このブログの表題に「投資を考えることは人生を考えることだ」と書いたように、「行動」にはお金を使った行動=「投資」も含まれる。
お恥ずかしながら、現時点で確固たるシナリオを持っているわけではない。それでも、様々な文献や識者の意見を集め、自ら未来を読んでいきたいと思う。
(例えば、最近読んだ塚口直史さんの『コロナショック後を生き残る日本と世界のシナリオ』の「ロシア」の可能性など、なるほど!と思わされたりしている)
ただ、なんとなく思うのは、これからの世界は、自らの頭で“ぐるぐると”考える人たちがつながり、あるいは、自分の“Fun!”を軸に人とつながる様々な「コミュニティ」がいたるところで形成されてくると思う。その連携は、デジタルの世界でグローバルに広がるものになる。

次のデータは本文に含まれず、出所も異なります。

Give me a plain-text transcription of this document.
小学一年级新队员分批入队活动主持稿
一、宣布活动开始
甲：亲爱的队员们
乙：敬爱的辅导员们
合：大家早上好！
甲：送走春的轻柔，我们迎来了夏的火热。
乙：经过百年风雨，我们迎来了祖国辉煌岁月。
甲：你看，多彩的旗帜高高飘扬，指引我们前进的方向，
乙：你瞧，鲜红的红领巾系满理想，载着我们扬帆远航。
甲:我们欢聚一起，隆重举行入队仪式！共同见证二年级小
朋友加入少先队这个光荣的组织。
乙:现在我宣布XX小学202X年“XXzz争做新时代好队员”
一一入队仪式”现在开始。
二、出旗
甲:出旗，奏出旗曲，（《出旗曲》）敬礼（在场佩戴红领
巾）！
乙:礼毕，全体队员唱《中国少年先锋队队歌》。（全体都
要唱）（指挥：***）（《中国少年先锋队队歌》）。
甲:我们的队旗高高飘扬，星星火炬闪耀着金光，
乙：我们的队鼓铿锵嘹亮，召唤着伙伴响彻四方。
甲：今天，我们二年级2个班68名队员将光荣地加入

(現在、金融の仲介ビジネスに携わる人は、このあたりに勝機がある気がする)
そして、その中で「共助」のカタチが形成されてくるように思う(別に菅首相の「自助・共助・公助」発言に忖度しているわけではないので、ご了承ください)。
というわけで、最後はいつもの我田引水。
自分は「徳の経済」を掲げ、新しい「共助」のカタチを提案している。願わくば、この構想に、今、頭を“ぐるぐると”めぐらしている方々のご参入を願いたいと希望している。
特に、今回書いた、自分が投資に人生に“ぐるぐると”考えて行動してきたことを理解している方々には、できればポジティブな思いを持ってもらいたい、と、勝手ながら期待している。